Le procureur de la République de Rennes a demandé, le 11 septembre 2023, une peine de six mois de prison ferme à l'ancien chef de file de l'Action française pour incitation à la haine et organisation d'une manifestation illégale lors d'une lecture de drag-queens organisée à Saint-Senoux (Ille-et-Vilaine) en mai 2023.
Le samedi 13 mai 2023, quinze à vingt militants d'extrême-droite, tous masqués et cagoulés, avaient fait une irruption devant la médiathèque de Saint-Senoux, où un atelier lecture sur l'égalité de genre destiné aux enfants de 3 à 6 ans était organisé par trois drag-queens.
L'un des militants avait pu être identifié, un étudiant de Sciences-Po Rennes âgé de 24 ans et originaire du Mans (Sarthe). Il avait déjà été condamné pour avoir dégradé la vitrine de la permanence de l'ancien député LREM de la première circonscription de la Sarthe, Damien Pichereau.
Cet étudiant, connu sous le nom de Marc Visada sur les réseaux sociaux, est l'ancien chef de file de l'Action française à Rennes et le créateur du mouvement local Oriflamme, issu de la scission locale du mouvement politique maurrassien.
Le jour de l'intervention de ce groupe, ce jeune père de famille tenait le mégaphone, son visage n'étant pas complètement masqué. Il avait lu un tract qualifiant les personnes LGBT de dégénérées tout en scandant « Moins de trans, plus de France » ou encore « A nos enfants, inculquez nos racines, n'imposez pas les drag-queens »…

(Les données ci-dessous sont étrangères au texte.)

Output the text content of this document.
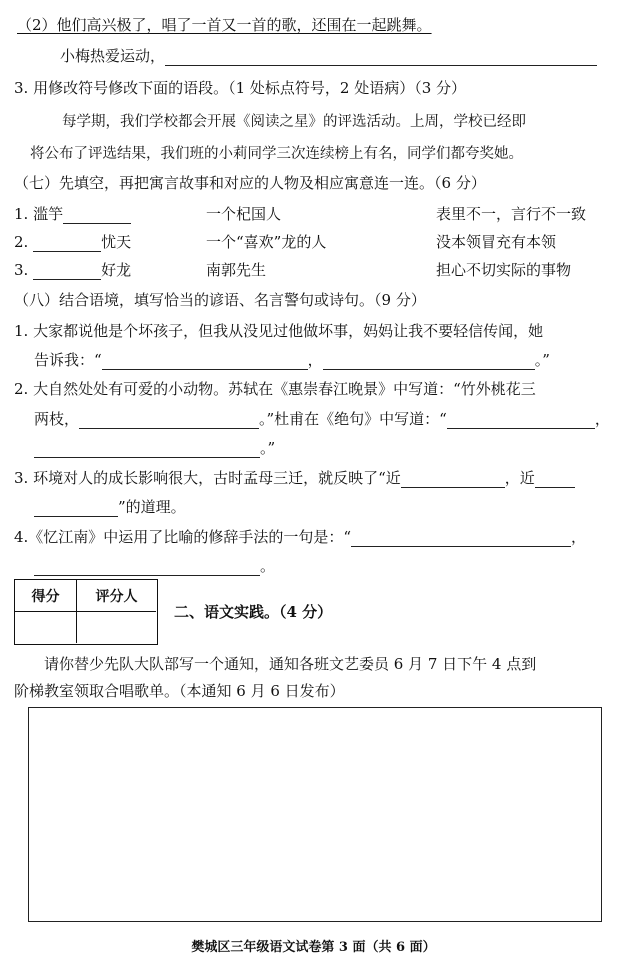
（2）他们高兴极了，唱了一首又一首的歌，还围在一起跳舞。
小梅热爱运动，
3. 用修改符号修改下面的语段。（1 处标点符号，2 处语病）（3 分）
每学期，我们学校都会开展《阅读之星》的评选活动。上周，学校已经即
将公布了评选结果，我们班的小莉同学三次连续榜上有名，同学们都夸奖她。
（七）先填空，再把寓言故事和对应的人物及相应寓意连一连。（6 分）
1. 滥竽	一个杞国人	表里不一，言行不一致
2.	忧天	一个“喜欢”龙的人	没本领冒充有本领
3.	好龙	南郭先生	担心不切实际的事物
（八）结合语境，填写恰当的谚语、名言警句或诗句。（9 分）
1. 大家都说他是个坏孩子，但我从没见过他做坏事，妈妈让我不要轻信传闻，她
告诉我：“	，	。”
2. 大自然处处有可爱的小动物。苏轼在《惠崇春江晚景》中写道：“竹外桃花三
两枝，	。”杜甫在《绝句》中写道：“	，
。”
3. 环境对人的成长影响很大，古时孟母三迁，就反映了“近	，近
”的道理。
4.《忆江南》中运用了比喻的修辞手法的一句是：“	，
。
得分	评分人
二、语文实践。（4 分）
请你替少先队大队部写一个通知，通知各班文艺委员 6 月 7 日下午 4 点到
阶梯教室领取合唱歌单。（本通知 6 月 6 日发布）
樊城区三年级语文试卷第 3 面（共 6 面）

Ce militant d'extrême-droite estime avoir été choisi pour scander ces slogans en raison de ses qualités oratoires et parce qu'il est un peu plus courageux que les autres, c'est pourquoi il s'est aussi sacrifié en apparaissant à visage découvert. Mais il a expliqué avoir quitté le bureau politique d'Oriflamme en janvier 2023, à la naissance de son fils.
Selon lui, il ne peut donc pas être responsable d'avoir organisé une manifestation sans déclaration en préfecture, ni de provocation publique à la haine ou à la violence en raison de l'orientation sexuelle des drag-queens chargées de la lecture ce jour-là.
Les tracts avaient été violemment distribués, plaqués sur le torse, jetés au visage des participants. Les enfants n'avaient pas assisté à ces scènes, puisque la manifestation illégale s'était tenue à l'extérieur.
« Je porte un message politique, je ne vise pas des personnes, mais simplement des idéologies », a déclaré le jeune homme, aussi jugé pour avoir proféré des injures publiques envers la mairie et l'édile.
La maire de la commune a déploré à l'audience du tribunal correctionnel de Rennes que le jeune homme, qui préparait l'an dernier le concours d'entrée à l'École nationale d'administration (ENA), n'ait pas remis en question ce que tous, enfants, parents, la bibliothécaire et elle-même ont ressenti ce jour-là.
Pour le procureur de la République, il ne fait aucun doute que le jeune prévenu était parmi les organisateurs de cette manifestation, avant qu'elle ne se tienne. Selon le magistrat, il a continué d'en assumer la direction, l'organisation, la conduite, en lisant au mégaphone un texte dont on va faire semblant de croire qu'il n'en a pas écrit une ligne. Il a donc requis une peine de six mois de prison ferme à l'encontre du jeune homme.
Depuis ces événements, l'étudiant est traqué et recherché, a rappelé son avocat. Plusieurs militants d'extrême-gauche l'attendaient devant la Cité judiciaire au début de l'audience de ce lundi, à 14h.
L'avocat a plaidé que les propos étaient outrageants et excessifs, mais qu'il n'y avait pas de provocation publique à la haine. Il a donc demandé aux juges de prononcer la relaxe totale de son client.
Le tribunal, qui a mis sa décision en délibéré, se prononcera dans un mois.